Answer: When we say globally, China is very dominant. Compared to Indian capacities, the Chinese capacities are about 20 times. Compared to that we are small in size and there is still a long way to go. We are competitive against Korean, Taiwanese, Indonesians and the Thai producers, size-wise. But as of now we are far behind than China.

Are you planning any new innovative products?
Other than this, we are working on anti-microbial yarns and recycled yarns. We have very recently received the GRS certification and we are into chemical recycling of nylon, where the pre- and post-consumer waste is converted into the caprolactam, which we then use to make the recycled yarns. In the last one year, we were exporting polymers and now we are doing yarns and working in the export markets. We are getting a very encouraging response from the European markets, especially for recycled nylon yarns.

How do you see the future of these recycled yarns, as these days everyone is into recycling?

Basically, there are two types of recycled yarns: One is the mechanical recycling and the other is chemical recycling. Earlier, nylon was already being recycled mechanically, it was going in to the engineering plastic applications. Now, through chemical recycling we are able to recover the polymer which is as good as virgin. So, we are very much optimistic. The chemical recycling set-up is more expensive and the products are very extensive as well. We are more inclined for environment conservation and there is an awareness about these. In developed countries, there is already a demand for these, but in developed countries like India, the market is growing and demand is still increasing.
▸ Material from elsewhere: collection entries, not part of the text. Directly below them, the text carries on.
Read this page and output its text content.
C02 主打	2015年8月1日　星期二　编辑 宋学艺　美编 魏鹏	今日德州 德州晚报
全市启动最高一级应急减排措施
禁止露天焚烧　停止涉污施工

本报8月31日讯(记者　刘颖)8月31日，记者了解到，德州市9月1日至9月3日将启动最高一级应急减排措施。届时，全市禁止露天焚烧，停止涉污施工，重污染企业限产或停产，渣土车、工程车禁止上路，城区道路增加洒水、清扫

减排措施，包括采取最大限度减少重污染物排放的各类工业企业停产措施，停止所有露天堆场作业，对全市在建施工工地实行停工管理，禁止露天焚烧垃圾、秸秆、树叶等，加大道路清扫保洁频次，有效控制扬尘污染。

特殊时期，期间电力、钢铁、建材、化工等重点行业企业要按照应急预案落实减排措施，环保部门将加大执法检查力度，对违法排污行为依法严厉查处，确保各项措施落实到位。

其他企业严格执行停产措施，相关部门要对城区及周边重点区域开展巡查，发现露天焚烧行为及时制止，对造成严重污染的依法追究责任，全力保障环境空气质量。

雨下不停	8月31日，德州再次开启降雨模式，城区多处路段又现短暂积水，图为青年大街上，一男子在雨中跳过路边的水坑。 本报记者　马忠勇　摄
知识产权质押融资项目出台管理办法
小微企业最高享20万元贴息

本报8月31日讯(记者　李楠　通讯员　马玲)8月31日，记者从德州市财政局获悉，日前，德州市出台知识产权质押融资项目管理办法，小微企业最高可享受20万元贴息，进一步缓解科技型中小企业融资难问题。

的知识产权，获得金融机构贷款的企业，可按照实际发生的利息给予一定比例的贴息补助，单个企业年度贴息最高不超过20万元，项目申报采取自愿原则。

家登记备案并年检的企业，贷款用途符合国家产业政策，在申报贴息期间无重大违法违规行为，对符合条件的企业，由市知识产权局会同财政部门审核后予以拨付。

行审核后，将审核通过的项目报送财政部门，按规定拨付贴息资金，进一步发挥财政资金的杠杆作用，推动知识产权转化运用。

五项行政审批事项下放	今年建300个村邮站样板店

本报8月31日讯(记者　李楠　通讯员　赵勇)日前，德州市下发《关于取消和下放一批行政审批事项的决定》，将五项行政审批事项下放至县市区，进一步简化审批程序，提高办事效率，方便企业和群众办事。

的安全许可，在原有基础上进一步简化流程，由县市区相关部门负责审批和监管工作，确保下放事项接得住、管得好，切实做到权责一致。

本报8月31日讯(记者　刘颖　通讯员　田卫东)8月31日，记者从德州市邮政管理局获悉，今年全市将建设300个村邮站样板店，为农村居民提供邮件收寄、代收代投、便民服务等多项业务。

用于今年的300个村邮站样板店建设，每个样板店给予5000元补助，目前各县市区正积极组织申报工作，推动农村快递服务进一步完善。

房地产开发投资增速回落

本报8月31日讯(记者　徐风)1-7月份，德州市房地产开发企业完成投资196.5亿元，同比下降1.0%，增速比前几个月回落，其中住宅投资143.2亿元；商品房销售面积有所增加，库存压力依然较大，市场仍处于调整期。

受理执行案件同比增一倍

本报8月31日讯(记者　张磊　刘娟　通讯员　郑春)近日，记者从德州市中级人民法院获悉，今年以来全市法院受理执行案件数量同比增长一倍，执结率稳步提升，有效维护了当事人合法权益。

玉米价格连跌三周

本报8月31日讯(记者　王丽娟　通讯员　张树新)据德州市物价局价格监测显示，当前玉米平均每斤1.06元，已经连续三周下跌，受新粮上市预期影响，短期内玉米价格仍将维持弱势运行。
Nylon is a synthetic yarn, so you cannot call it sustainable…
Nylon is a synthetic fibre. The advantage with nylon is that you can recycle it 100%. You don’t need to put it in landfill; hence we can say it is sustainable. Nylon can be recycled in any form, be it fibre or fabric.

Out of the total MMF, what is the percentage of nylon? 

It is less than 3%. In total, MMF nylon share is 3%, in India and globally as well. Nylon is a niche product and per say it is expensive when compared to polyester. It is a superior product, of course, polyester has reached many markets as compared to nylon.

You have mentioned about your special range of sports textiles, how do you see the growth of sports textiles?
Indian sportswear, as per our studies, is growing more than 15% per annum. It is one of the fastest growing segments. So, nylon is the fibre for making sports wear as its abrasion resistance is high as compared to cotton or polyester. The only deterrent is the cost. Internationally, the nylon-based products are very expensive, so it finds application in the high-end market, despite being a superior product. In India there are still a few limitations in the processing when it comes to sportswear, this is
one of the challenges. But we are trying to overcome this hurdle.

There are many upcoming start-ups. What is your advice for those?
Innovation is the key. Gone are the days of mass production. Be it nylon, polyester or any other fibre, the
market demands small runs and fast changes and you have to react to customer’s need for short run, fashion trends change overnight, so, one should be flexible. Innovation and Intelligence will be the driving factors for the market.